The remainder of this paper will be directed towards
examples of some of the search options. Figures 1 and 2
are examples of the peak and intensity search option and
are designed to show that only a few peaks are usually
needed to narrow the number of possible answers down to
just a few. Indeed in Fig. 2, three peaks lead to only one
answer.
Figure 3 shows the molecular weight search for a molecular
weight of 151, and indicates the presence of possible
duplicate spectra.
An example of one of the combination search options, the
molecular weight and peak search is shown in Fig. 4. In
this search only one peak along with the molecular weight
was needed to narrow the possible answers to three.
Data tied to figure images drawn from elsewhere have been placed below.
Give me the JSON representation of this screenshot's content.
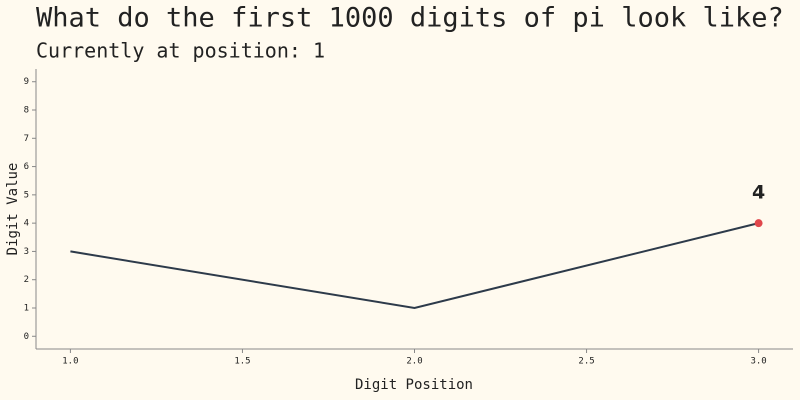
{
  "chart_data": {
    "type": "line",
    "title": "What do the first 1000 digits of pi look like?",
    "subtitle": "Currently at position: 1",
    "xlabel": "Digit Position",
    "ylabel": "Digit Value",
    "x": [
      1,
      2,
      3
    ],
    "values": [
      3,
      1,
      4
    ],
    "color": "#2d3a4a",
    "highlight_color": "#e0474c",
    "xlim": [
      0.9,
      3.1
    ],
    "xticks": [
      {
        "value": 1,
        "label": "1.0"
      },
      {
        "value": 1.5,
        "label": "1.5"
      },
      {
        "value": 2,
        "label": "2.0"
      },
      {
        "value": 2.5,
        "label": "2.5"
      },
      {
        "value": 3,
        "label": "3.0"
      }
    ],
    "ylim": [
      -0.45,
      9.45
    ],
    "yticks": [
      0,
      1,
      2,
      3,
      4,
      5,
      6,
      7,
      8,
      9
    ],
    "grid": false
  }
}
The complete molecular formula search option is shown in
Fig. 5. Again the presence of more than one spectrum for
the same compound is evident throughout the list.
After obtaining answers from searches such as those
illustrated, most users wish to see the spectrum from the
file for visual comparison. Since the spectra are all
stored on-line on direct access discs, this is a simple
matter, and Fig. 6 shows a sample spectrum printout for
the simple spectrum of HBr. In addition to this on-line
spectrum printout, microfiches of the file have been
computer generated for viewing and are expected to be made
available at cost to registered users of the system.
FIGURE 6
In summary, the MSS offers a number of options for searching a large on-line data
base, now available 24 hours a day, seven days a week on the G.E. computer
network. With the support of mass spectrometrists the system should improve in
depth, providing a valuable tool for the mass spectral information needs of the
worldwide scientific community.
REFERENCES
1. Heller, S. R., 'Conversational Mass Spectral Retrieval System and Its Use as an Aid in Structure
Determination', Anal. Chem., 1972, 44, 1951.
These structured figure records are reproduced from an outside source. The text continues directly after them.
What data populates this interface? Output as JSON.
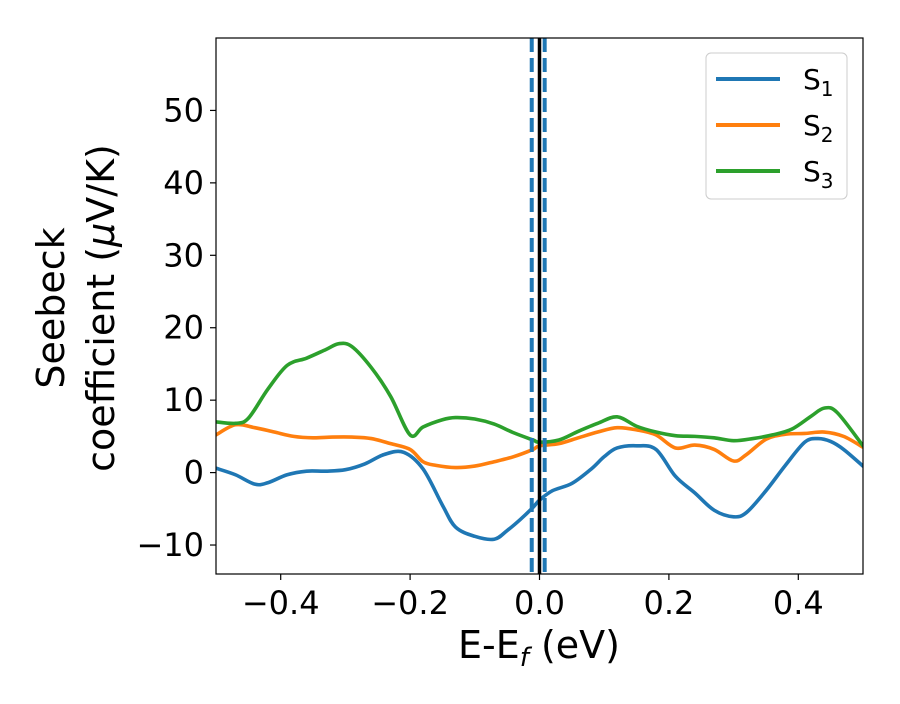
{
  "chart_data": {
    "type": "line",
    "title": "",
    "xlabel": "E-E",
    "xlabel_subscript": "f",
    "xlabel_unit": " (eV)",
    "ylabel_line1": "Seebeck",
    "ylabel_line2": "coefficient  (",
    "ylabel_mu": "μ",
    "ylabel_unit": "V/K)",
    "xlim": [
      -0.5,
      0.5
    ],
    "ylim": [
      -14,
      60
    ],
    "xticks": [
      -0.4,
      -0.2,
      0.0,
      0.2,
      0.4
    ],
    "xtick_labels": [
      "−0.4",
      "−0.2",
      "0.0",
      "0.2",
      "0.4"
    ],
    "yticks": [
      -10,
      0,
      10,
      20,
      30,
      40,
      50
    ],
    "ytick_labels": [
      "−10",
      "0",
      "10",
      "20",
      "30",
      "40",
      "50"
    ],
    "grid": false,
    "legend_position": "top-right",
    "vertical_lines": [
      {
        "x": -0.012,
        "style": "dashed",
        "color": "#1f77b4"
      },
      {
        "x": 0.008,
        "style": "dashed",
        "color": "#1f77b4"
      },
      {
        "x": 0.0,
        "style": "solid",
        "color": "#000000"
      }
    ],
    "series": [
      {
        "name": "S",
        "subscript": "1",
        "color": "#1f77b4",
        "x": [
          -0.5,
          -0.47,
          -0.44,
          -0.42,
          -0.39,
          -0.36,
          -0.33,
          -0.3,
          -0.27,
          -0.24,
          -0.21,
          -0.18,
          -0.15,
          -0.13,
          -0.1,
          -0.07,
          -0.05,
          -0.03,
          -0.01,
          0.0,
          0.02,
          0.05,
          0.08,
          0.1,
          0.12,
          0.15,
          0.18,
          0.21,
          0.24,
          0.27,
          0.3,
          0.32,
          0.35,
          0.38,
          0.41,
          0.43,
          0.45,
          0.47,
          0.5
        ],
        "y": [
          0.6,
          -0.3,
          -1.6,
          -1.4,
          -0.3,
          0.2,
          0.2,
          0.4,
          1.2,
          2.5,
          2.8,
          0.5,
          -4.5,
          -7.5,
          -8.8,
          -9.2,
          -8.0,
          -6.5,
          -4.8,
          -3.8,
          -2.5,
          -1.5,
          0.5,
          2.2,
          3.4,
          3.7,
          3.2,
          -0.5,
          -2.8,
          -5.2,
          -6.1,
          -5.5,
          -2.5,
          1.0,
          4.2,
          4.7,
          4.3,
          3.2,
          0.9
        ]
      },
      {
        "name": "S",
        "subscript": "2",
        "color": "#ff7f0e",
        "x": [
          -0.5,
          -0.47,
          -0.44,
          -0.41,
          -0.38,
          -0.35,
          -0.32,
          -0.29,
          -0.26,
          -0.23,
          -0.2,
          -0.18,
          -0.16,
          -0.13,
          -0.1,
          -0.07,
          -0.04,
          -0.01,
          0.0,
          0.03,
          0.06,
          0.09,
          0.12,
          0.15,
          0.18,
          0.21,
          0.24,
          0.27,
          0.3,
          0.32,
          0.35,
          0.38,
          0.41,
          0.44,
          0.47,
          0.5
        ],
        "y": [
          5.2,
          6.6,
          6.2,
          5.6,
          5.0,
          4.8,
          4.9,
          4.9,
          4.7,
          4.0,
          3.2,
          1.5,
          1.0,
          0.7,
          0.9,
          1.5,
          2.2,
          3.2,
          3.7,
          4.0,
          4.8,
          5.6,
          6.2,
          5.9,
          5.2,
          3.4,
          3.8,
          3.2,
          1.6,
          2.5,
          4.6,
          5.3,
          5.4,
          5.6,
          5.0,
          3.5
        ]
      },
      {
        "name": "S",
        "subscript": "3",
        "color": "#2ca02c",
        "x": [
          -0.5,
          -0.47,
          -0.45,
          -0.42,
          -0.39,
          -0.36,
          -0.33,
          -0.31,
          -0.29,
          -0.26,
          -0.23,
          -0.2,
          -0.18,
          -0.15,
          -0.13,
          -0.1,
          -0.07,
          -0.04,
          -0.01,
          0.0,
          0.03,
          0.06,
          0.09,
          0.12,
          0.15,
          0.18,
          0.21,
          0.24,
          0.27,
          0.3,
          0.33,
          0.36,
          0.39,
          0.42,
          0.44,
          0.46,
          0.5
        ],
        "y": [
          7.0,
          6.8,
          7.5,
          11.5,
          14.8,
          15.8,
          17.0,
          17.8,
          17.4,
          14.5,
          10.5,
          5.2,
          6.3,
          7.3,
          7.6,
          7.4,
          6.7,
          5.5,
          4.5,
          4.2,
          4.5,
          5.7,
          6.8,
          7.7,
          6.4,
          5.6,
          5.1,
          5.0,
          4.8,
          4.4,
          4.7,
          5.2,
          6.0,
          7.8,
          8.9,
          8.3,
          3.7
        ]
      }
    ]
  }
}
2. Heller, S. R., Fales, H. M. and Milne, G. W. A., 'An Interactive Mass Spectral Search System', J.
Chem. Ed., 1972, 49, 725.
3. Heller, S. R., Fales, H. M. and Milne, G. W. A., 'A Conversational Mass Spectral Search and
Retrieval System. II. Combined Search Options', Org. Mass Spectrom., 1972, 7, 107.
4. Heller, S. R., Koniver, D. A. and Milne, G. W. A., 'A Conversational Mass Spectral Search System.
III. Display and Plotting of Spectra and Dissimilarity Comparisons', Anal. Chem., submitted.
5. Heller, S. R., Feldmann, R. J., Fales, H. M. and Milne, G. W. A., 'A Conversational Mass Spectral
Search System. IV. The Evolution of a System for the Retrieval of Mass Spectral Information', J.
Chem. Soc., submitted.
6. Heller, S. R., 'DCRT/CIS Mass Spectral Search System User's Manual', November 1972, D.C.R.T., N.I.H., Bethesda, Maryland.